John Stark student started his career with the fire industry last year, graduated Saturday
|Published: 06-10-2023 3:07 PM
The ground shook under the John Stark Regional High School football field on Saturday morning as the cannon sounded to honor the Henniker and Weare graduates of the class of 2023.
Gunpowder lingered in the air and confetti trickled onto spectators as the 140 graduates piled off the stage, diplomas in hand, to find their loved ones. But for Seth Boden, a quick hello to his family was overshadowed by his need to get to the fire truck waiting in the back parking lot.
He’d be riding alongside his Henniker Fire Department coworkers on Engine 2 in the graduation parade, and his dad would understand, having served in the fire industry for the last 32 years himself.
“Ever since I was seven or eight, I would always get really excited going to his firehouse to see him and talk with the guys and the crew on his shift,” Boden said. “In fifth or sixth grade, I took a field trip to the Henniker Fire Department, and the next week I went to the station and filled out paperwork to get on their explorer’s program.”

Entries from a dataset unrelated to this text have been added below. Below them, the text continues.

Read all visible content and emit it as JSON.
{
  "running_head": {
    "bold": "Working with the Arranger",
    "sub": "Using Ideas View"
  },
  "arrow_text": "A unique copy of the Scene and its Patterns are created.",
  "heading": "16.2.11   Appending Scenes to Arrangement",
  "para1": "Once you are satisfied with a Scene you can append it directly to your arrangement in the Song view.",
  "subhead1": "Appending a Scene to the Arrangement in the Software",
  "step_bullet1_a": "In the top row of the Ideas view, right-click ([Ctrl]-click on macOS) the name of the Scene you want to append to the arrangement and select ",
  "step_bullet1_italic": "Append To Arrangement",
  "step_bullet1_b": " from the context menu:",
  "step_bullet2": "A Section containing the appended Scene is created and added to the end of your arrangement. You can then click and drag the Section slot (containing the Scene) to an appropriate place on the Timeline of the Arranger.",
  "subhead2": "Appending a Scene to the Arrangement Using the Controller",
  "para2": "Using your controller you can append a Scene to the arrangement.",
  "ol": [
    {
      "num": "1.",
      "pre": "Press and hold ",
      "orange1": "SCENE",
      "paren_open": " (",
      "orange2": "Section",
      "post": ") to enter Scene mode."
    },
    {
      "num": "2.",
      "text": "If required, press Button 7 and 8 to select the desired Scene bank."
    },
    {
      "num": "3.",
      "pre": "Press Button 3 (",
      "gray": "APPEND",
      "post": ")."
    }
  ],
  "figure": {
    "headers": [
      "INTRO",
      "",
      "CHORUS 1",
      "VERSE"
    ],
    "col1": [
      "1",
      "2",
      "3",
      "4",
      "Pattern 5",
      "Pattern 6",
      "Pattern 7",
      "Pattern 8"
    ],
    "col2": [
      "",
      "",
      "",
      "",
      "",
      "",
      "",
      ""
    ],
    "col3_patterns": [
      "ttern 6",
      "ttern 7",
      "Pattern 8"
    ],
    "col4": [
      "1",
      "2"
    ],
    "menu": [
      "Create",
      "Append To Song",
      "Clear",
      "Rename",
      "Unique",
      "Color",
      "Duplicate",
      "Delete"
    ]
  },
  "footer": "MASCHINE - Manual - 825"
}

Inspired by his dad’s involvement in the fire industry and love for his community, Boden became certified as a basic EMT his junior year of high school and started working as on-call EMT at his local department. A few weeks ago, he received his basic firefighting certificate and plans to attend Lakes Region Community College in their fire service program, to live and work as a firefighter at Gilmanton Fire Department.
Because of his academic performance, he was awarded two scholarships to fund his EMT and firefighting trainings, he said.
“If you asked me two years ago, I would have said it was pretty weird knowing what I wanted to do for a living right off the bat,” he continued. “Looking back and talking with my classmates, everyone kind of has a sense of what they want to do.”
Graduating alongside Boden were three students who are joining the military, four certified Eagle Scouts, another firefighter and 89 students who are attending college, including Valedictorian Jacqueline O’Donnell who will be studying biomedical engineering at Worcester Polytechnic Institute and Salutatorian Samantha Veilleux who will be studying nursing at the University of New England. Cumulatively, the graduating class had a GPA of 3.53 which principal Gary Dempsey noted was impressive and commendable.
“Most of the time, high school goes slow and those four years feel like they’re never going to end,” Veilleux said in her speech to the class. “Those four years have come to a close and there is no other way I would have wanted it to go. Our memories were made during those slow times and I’m glad it felt like it would never end.”
But balancing school, a social life and a career were often difficult for Boden who had to miss out on social events to study or work, he said. Though not much of a socializer, Boden took what he learned through his studies and career and applied them to his interactions with his classmates, which led to more patient and understanding conversations.
“My high school experience was a lot more abnormal because I worked in the department and I would work shifts overnight and then come into school the next morning,” he said. “It wasn’t the average high school experience but it was great.”
Like many who graduated this weekend, Boden will miss his teachers, his education and his friends but he’s ready to start his career and leave behind the safety of his hometown.
“So where do we go now?” O’Donnell questioned. “I hope we can continue to grow as people, I hope we pursue our goals no matter what, I hope we stay true to ourselves and I hope we improve the new communities we are all entering.”